Zurück in ihrem Lager berichtete Deguo Shao den anderen Kommandeuren von dem Treffen mit dem Feind und deren unverschämter Forderung. Dabei verschwieg er allerdings, dass der Hüter bereit war, das Leben der Soldaten zu schonen, falls sich die Khitarer ergaben. Stattdessen beschwor er die legendäre Unbesiegbarkeit der khitarschen Armee. General Ho mischte sich nicht ein, denn er wusste, dass vier seiner sechs Obristen glühende Ximonanhänger waren. Also beschloss er erst einmal abzuwarten, wie der erste Angriffsversuch der feindlichen Armee aussehen würde. Vielleicht ergab sich ja dann eine Gelegenheit zu kapitulieren. General Ho hatte nicht die geringste Lust im Kampf gegen die Armee des Hüters sein Leben zu verlieren und er nahm, im Gegensatz zu Shao, die Warnung von Lin an Wang sehr ernst.

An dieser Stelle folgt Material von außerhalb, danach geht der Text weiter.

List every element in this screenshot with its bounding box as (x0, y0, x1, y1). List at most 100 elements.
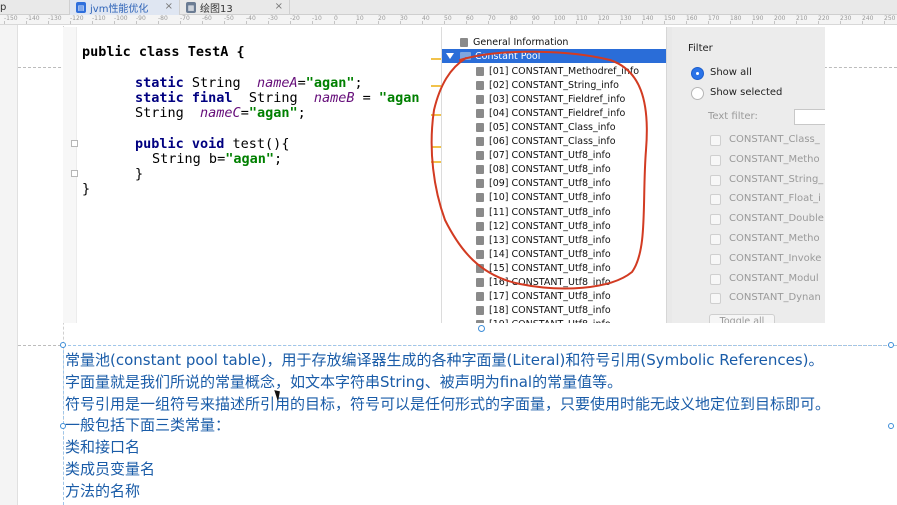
tab-p[interactable]: p (0, 0, 70, 15)
constant-type-checkbox[interactable] (710, 253, 721, 265)
ruler-tick (246, 21, 247, 24)
ruler-label: 230 (840, 15, 852, 22)
code-line: public void test(){ (135, 136, 290, 152)
constant-type-checkbox[interactable] (710, 214, 721, 226)
show-selected-radio[interactable] (691, 87, 704, 100)
tree-item-label: [11] CONSTANT_Utf8_info (489, 206, 611, 218)
file-icon (476, 137, 484, 146)
resize-handle[interactable] (478, 325, 485, 332)
ruler-tick (796, 21, 797, 24)
resize-handle[interactable] (60, 423, 66, 429)
tree-item-constant[interactable]: [11] CONSTANT_Utf8_info (442, 205, 667, 219)
ruler-tick (532, 21, 533, 24)
ruler-label: 80 (510, 15, 518, 22)
constant-type-checkbox[interactable] (710, 234, 721, 245)
tree-item-label: [01] CONSTANT_Methodref_info (489, 65, 640, 77)
ruler-label: 190 (752, 15, 764, 22)
ruler-tick (312, 21, 313, 24)
ruler-tick (290, 21, 291, 24)
code-line: String b="agan"; (152, 151, 283, 167)
tab-jvm[interactable]: ▤ jvm性能优化 × (70, 0, 180, 15)
file-icon (476, 207, 484, 217)
ruler-tick (730, 21, 731, 24)
tree-item-constant[interactable]: [12] CONSTANT_Utf8_info (442, 219, 667, 233)
tab-drawing[interactable]: ▦ 绘图13 × (180, 0, 290, 15)
vertical-ruler (0, 25, 18, 505)
file-icon (476, 263, 484, 273)
tree-item-constant[interactable]: [19] CONSTANT_Utf8_info (442, 318, 667, 323)
constant-type-checkbox[interactable] (710, 135, 721, 146)
text-filter-input[interactable] (794, 109, 825, 125)
tree-item-constant[interactable]: [07] CONSTANT_Utf8_info (442, 149, 667, 163)
show-all-radio[interactable] (691, 67, 704, 80)
tree-item-constant[interactable]: [14] CONSTANT_Utf8_info (442, 247, 667, 261)
ruler-tick (488, 21, 489, 24)
embedded-screenshot[interactable]: public class TestA { static String nameA… (63, 27, 825, 323)
constant-type-checkbox[interactable] (710, 293, 721, 305)
ruler-label: -150 (4, 15, 18, 22)
tree-item-general-information[interactable]: General Information (442, 35, 667, 49)
ruler-tick (136, 21, 137, 24)
resize-handle[interactable] (60, 342, 66, 348)
tree-item-constant[interactable]: [18] CONSTANT_Utf8_info (442, 304, 667, 318)
constant-type-checkbox[interactable] (710, 273, 721, 285)
expand-triangle-icon[interactable] (446, 53, 454, 59)
tree-item-label: [04] CONSTANT_Fieldref_info (489, 107, 626, 119)
toggle-all-button[interactable]: Toggle all (709, 314, 775, 323)
tree-item-constant[interactable]: [09] CONSTANT_Utf8_info (442, 177, 667, 191)
ruler-label: -60 (202, 15, 212, 22)
file-icon (476, 179, 484, 189)
text-line: 字面量就是我们所说的常量概念，如文本字符串String、被声明为final的常量… (65, 372, 623, 391)
close-icon[interactable]: × (165, 1, 173, 12)
ruler-label: 40 (422, 15, 430, 22)
resize-handle[interactable] (888, 423, 894, 429)
tree-item-constant[interactable]: [15] CONSTANT_Utf8_info (442, 261, 667, 275)
ruler-tick (642, 21, 643, 24)
constant-type-checkbox[interactable] (710, 154, 721, 166)
ruler-label: -70 (180, 15, 190, 22)
tree-item-constant[interactable]: [04] CONSTANT_Fieldref_info (442, 106, 667, 120)
ruler-label: 250 (884, 15, 896, 22)
ruler-label: 150 (664, 15, 676, 22)
ruler-tick (664, 21, 665, 24)
ruler-tick (4, 21, 5, 24)
tree-item-constant[interactable]: [05] CONSTANT_Class_info (442, 120, 667, 134)
ruler-tick (400, 21, 401, 24)
tree-item-constant[interactable]: [16] CONSTANT_Utf8_info (442, 276, 667, 290)
tree-item-label: [13] CONSTANT_Utf8_info (489, 234, 611, 246)
tree-item-label: [07] CONSTANT_Utf8_info (489, 150, 611, 162)
ruler-tick (620, 21, 621, 24)
class-structure-tree[interactable]: General Information Constant Pool [01] C… (441, 27, 667, 323)
tree-item-label: [08] CONSTANT_Utf8_info (489, 164, 611, 176)
close-icon[interactable]: × (275, 1, 283, 12)
tree-item-constant[interactable]: [01] CONSTANT_Methodref_info (442, 64, 667, 78)
code-line: } (135, 166, 144, 182)
tree-item-label: [10] CONSTANT_Utf8_info (489, 192, 611, 204)
constant-type-checkbox[interactable] (710, 194, 721, 206)
tree-item-constant[interactable]: [10] CONSTANT_Utf8_info (442, 191, 667, 205)
tree-item-constant[interactable]: [08] CONSTANT_Utf8_info (442, 163, 667, 177)
fold-icon (71, 140, 78, 147)
resize-handle[interactable] (888, 342, 894, 348)
tree-item-constant[interactable]: [03] CONSTANT_Fieldref_info (442, 92, 667, 106)
tree-item-constant[interactable]: [02] CONSTANT_String_info (442, 78, 667, 92)
text-box[interactable]: 常量池(constant pool table)，用于存放编译器生成的各种字面量… (63, 345, 896, 505)
tree-item-constant[interactable]: [13] CONSTANT_Utf8_info (442, 233, 667, 247)
ruler-label: 20 (378, 15, 386, 22)
ruler-tick (510, 21, 511, 24)
ruler-tick (378, 21, 379, 24)
tree-item-constant[interactable]: [06] CONSTANT_Class_info (442, 135, 667, 149)
tree-item-label: [19] CONSTANT_Utf8_info (489, 319, 611, 323)
ruler-tick (26, 21, 27, 24)
tree-item-constant-pool[interactable]: Constant Pool (442, 49, 667, 63)
ruler-label: 120 (598, 15, 610, 22)
file-icon (476, 80, 484, 90)
tree-item-constant[interactable]: [17] CONSTANT_Utf8_info (442, 290, 667, 304)
ruler-tick (840, 21, 841, 24)
constant-type-checkbox[interactable] (710, 174, 721, 186)
ruler-label: -120 (70, 15, 84, 22)
ruler-tick (70, 21, 71, 24)
file-icon (476, 278, 484, 287)
file-icon (476, 193, 484, 203)
ruler-label: 60 (466, 15, 474, 22)
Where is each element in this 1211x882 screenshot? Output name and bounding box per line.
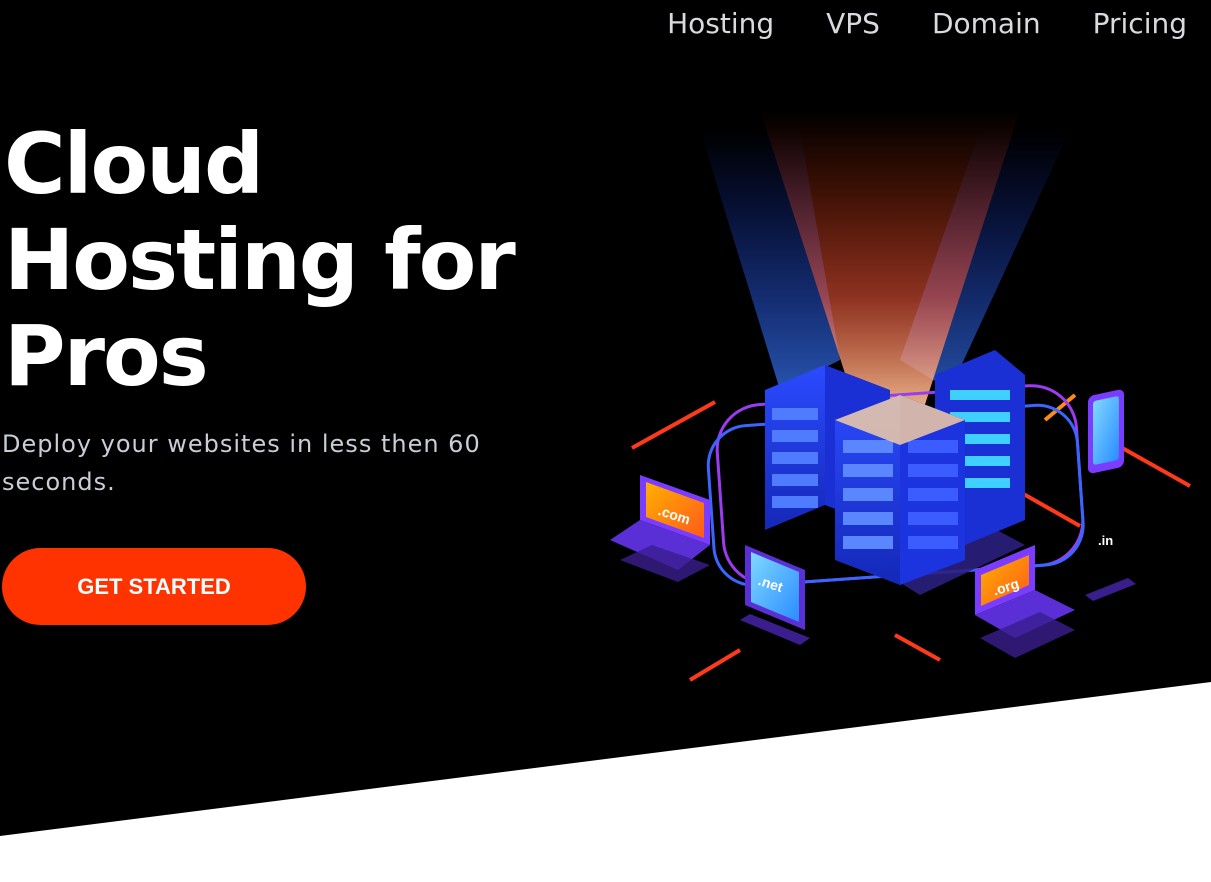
server-illustration: .com .net .org .in (610, 110, 1191, 682)
hero-headline: Cloud Hosting for Pros (4, 115, 516, 405)
main-nav: Hosting VPS Domain Pricing (615, 6, 1187, 42)
get-started-button[interactable]: GET STARTED (2, 548, 306, 625)
server-rack-front (835, 395, 965, 585)
hero-subtitle: Deploy your websites in less then 60 sec… (2, 430, 481, 496)
domain-in-label: .in (1098, 533, 1113, 548)
monitor-net-device: .net (740, 545, 810, 645)
nav-hosting[interactable]: Hosting (667, 6, 774, 42)
laptop-com-device: .com (610, 475, 710, 582)
nav-pricing[interactable]: Pricing (1093, 6, 1187, 42)
phone-in-device: .in (1085, 389, 1136, 601)
nav-vps[interactable]: VPS (826, 6, 880, 42)
nav-domain[interactable]: Domain (932, 6, 1041, 42)
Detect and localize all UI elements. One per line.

Die Tatsache, dass sein Schwiegervater vernichtend geschlagen worden war, wog für ihn persönlich besonders schwer, denn er wusste, dass der alte Wang ein wirklich hervorragender Heerführer gewesen war.

 

Der Tag verging, ohne dass irgendetwas Nennenswertes geschah, lediglich seine Beobachter auf den Palisadentürmen hatten ihm gemeldet, dass bei vier der acht Bliden des Feindes geschäftiges Treiben herrschte. Daraus schloss er, dass der Feind beabsichtige, am nächsten Morgen mit seinem Beschuss zu beginnen, und er befürchtete, dass der Hüter ebenfalls mit diesen unangenehmen Brandgeschossen angreifen würde, mit denen schon des Hüters Südarmee seine Abwehrbliden auf der Sperrmauer am Tor von Gromor abgefackelt hatte. Diese leichten Geschosse trugen verdammt weit, sodass eine eigenen Abwehrbliden nicht würden wirksam antworten können. Auf jeden Fall würde er morgen das Kommando an der Palisadenmauer und bei den Abwehrbliden an Kommandeure aus Shaos Ximonisten-Lager übertragen und sich selbst bei seiner Infanterie in den hinteren Reihen aufhalten.

 

 

Am nächsten Morgen, als die rote Sonne Makars gerade über dem Meer aufging, begannen die Alarmgongs im khitarschen Lager laut und hektisch zu tönen. Als der General seine Unterkunft verließ, sah er vorne bei der Palisadenbefestigung die ersten Feuerblumen bei den Wehrtürmen und am Tor hochzüngeln. Der Beschuss hatte also begonnen.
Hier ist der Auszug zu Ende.